CHESTER, Pa. (CBS) -- The Pennsylvania Education Department has shot down a request from the Chester-Upland School District for an advance on state funding the district says it needs to meet payroll after the end of the month.

State education secretary Ronald Tomalis, responding to Chester-Upland board president Wanda Mann's letter of last week, rejected the bid for an $18.7-million infusion of funds.  In his reply, he says the board "has failed to understand the District's operations and its finances."

And besides, Tomalis said, the state has given Chester-Upland more than $31 million in extra funding over the last eight years, including $9.5 million just this year.

Bottom line, Tomalis cites the board's responsibility for "all aspects of the governance and operation of a school district."

Read full letter by Education Secretary Tomalis to Chester-Upland school board (.pdf format)

District officials had warned of potential major cuts without the advance funding, which could, at worst, include the shutdown of schools (see previous story).

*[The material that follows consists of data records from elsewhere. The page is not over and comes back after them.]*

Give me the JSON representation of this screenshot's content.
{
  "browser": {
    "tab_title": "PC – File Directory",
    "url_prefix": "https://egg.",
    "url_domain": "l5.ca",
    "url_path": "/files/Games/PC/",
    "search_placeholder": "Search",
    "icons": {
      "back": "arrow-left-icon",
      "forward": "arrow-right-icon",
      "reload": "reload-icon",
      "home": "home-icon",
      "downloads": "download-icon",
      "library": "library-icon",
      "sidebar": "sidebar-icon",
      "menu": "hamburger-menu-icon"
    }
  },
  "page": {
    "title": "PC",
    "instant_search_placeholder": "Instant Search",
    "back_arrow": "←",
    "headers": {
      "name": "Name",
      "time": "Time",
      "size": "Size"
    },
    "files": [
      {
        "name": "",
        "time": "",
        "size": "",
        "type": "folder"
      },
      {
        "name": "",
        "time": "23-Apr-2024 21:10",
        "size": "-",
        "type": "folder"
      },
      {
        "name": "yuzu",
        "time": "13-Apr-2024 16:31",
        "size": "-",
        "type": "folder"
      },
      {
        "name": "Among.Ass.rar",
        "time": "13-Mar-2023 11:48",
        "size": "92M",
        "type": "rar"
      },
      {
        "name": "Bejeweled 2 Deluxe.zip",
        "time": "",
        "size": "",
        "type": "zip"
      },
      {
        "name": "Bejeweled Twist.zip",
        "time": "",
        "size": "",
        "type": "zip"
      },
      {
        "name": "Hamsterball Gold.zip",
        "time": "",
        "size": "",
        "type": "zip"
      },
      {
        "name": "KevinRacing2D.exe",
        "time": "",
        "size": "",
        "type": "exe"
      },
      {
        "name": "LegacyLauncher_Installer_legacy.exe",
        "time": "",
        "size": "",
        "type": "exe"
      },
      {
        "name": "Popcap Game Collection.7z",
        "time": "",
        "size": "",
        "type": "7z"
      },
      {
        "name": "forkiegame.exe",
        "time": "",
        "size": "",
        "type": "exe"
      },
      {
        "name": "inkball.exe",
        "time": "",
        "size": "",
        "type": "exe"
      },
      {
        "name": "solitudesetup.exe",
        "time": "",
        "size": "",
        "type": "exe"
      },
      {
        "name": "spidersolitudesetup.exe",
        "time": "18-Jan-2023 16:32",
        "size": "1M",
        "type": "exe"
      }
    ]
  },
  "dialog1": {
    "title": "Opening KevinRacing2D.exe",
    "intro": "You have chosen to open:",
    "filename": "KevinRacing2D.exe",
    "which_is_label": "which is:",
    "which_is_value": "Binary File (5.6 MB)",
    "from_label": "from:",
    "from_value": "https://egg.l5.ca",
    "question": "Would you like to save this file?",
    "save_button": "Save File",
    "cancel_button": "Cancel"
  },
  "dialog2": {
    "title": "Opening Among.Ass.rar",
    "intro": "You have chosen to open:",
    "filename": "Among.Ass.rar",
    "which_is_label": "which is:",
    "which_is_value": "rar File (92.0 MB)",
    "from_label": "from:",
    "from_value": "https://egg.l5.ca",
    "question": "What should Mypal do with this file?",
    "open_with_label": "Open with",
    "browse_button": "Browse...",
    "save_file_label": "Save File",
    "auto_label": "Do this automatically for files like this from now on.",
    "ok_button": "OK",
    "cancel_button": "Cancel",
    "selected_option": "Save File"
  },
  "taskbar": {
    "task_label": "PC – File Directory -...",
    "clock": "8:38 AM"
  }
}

Chester-Upland school board president Wanda Mann issued a scathing statement this morning in response to Tomalis' letter.  It said,

"As much as I always welcome outreach from the secretary of education concerning our school district, my letter regarding our payroll crisis was not addressed to him. I wrote a detailed letter to Governor Corbett -– from one elected official to another –- on behalf of the constituents that he and I both serve in Pennsylvania who are deeply worried about whether or not they will be paid after this month. This is an urgent matter of people's livelihoods and the continued operation of our school district that most certainly warrants and deserves the attention of our governor.

"Secretary Tomalis' letter does not even begin to identify a solution to this devastating financial situation. It completely ignores the reality that this crisis is the inevitable result of a 15-year build up that just happens to have come to a head during this elected school board's period of governance. In his letter, he attributes blame without making even the slightest mention of the fact that he, too, had financial oversight of this district as its receiver for the entire 2010-2011 school year.

"Having had that level of direct involvement in the district's finances, Secretary Tomalis knows as well as I do from a firsthand perspective that this elected board most certainly did not create this problem. Any suggestion that it did is outrageous. I will work tirelessly to correct this situation on behalf of our students, their families and all of those who elected me to serve but I cannot and will not accept responsibility for it.

"I will limit my comments regarding Secretary Tomalis' letter to these statements and continue anxiously awaiting, along with the rest of the Chester Upland School District community, Governor Corbett's response to the letter I wrote to him. I made a very specific solution-oriented request to the governor and respectfully and enthusiastically look forward to his reply."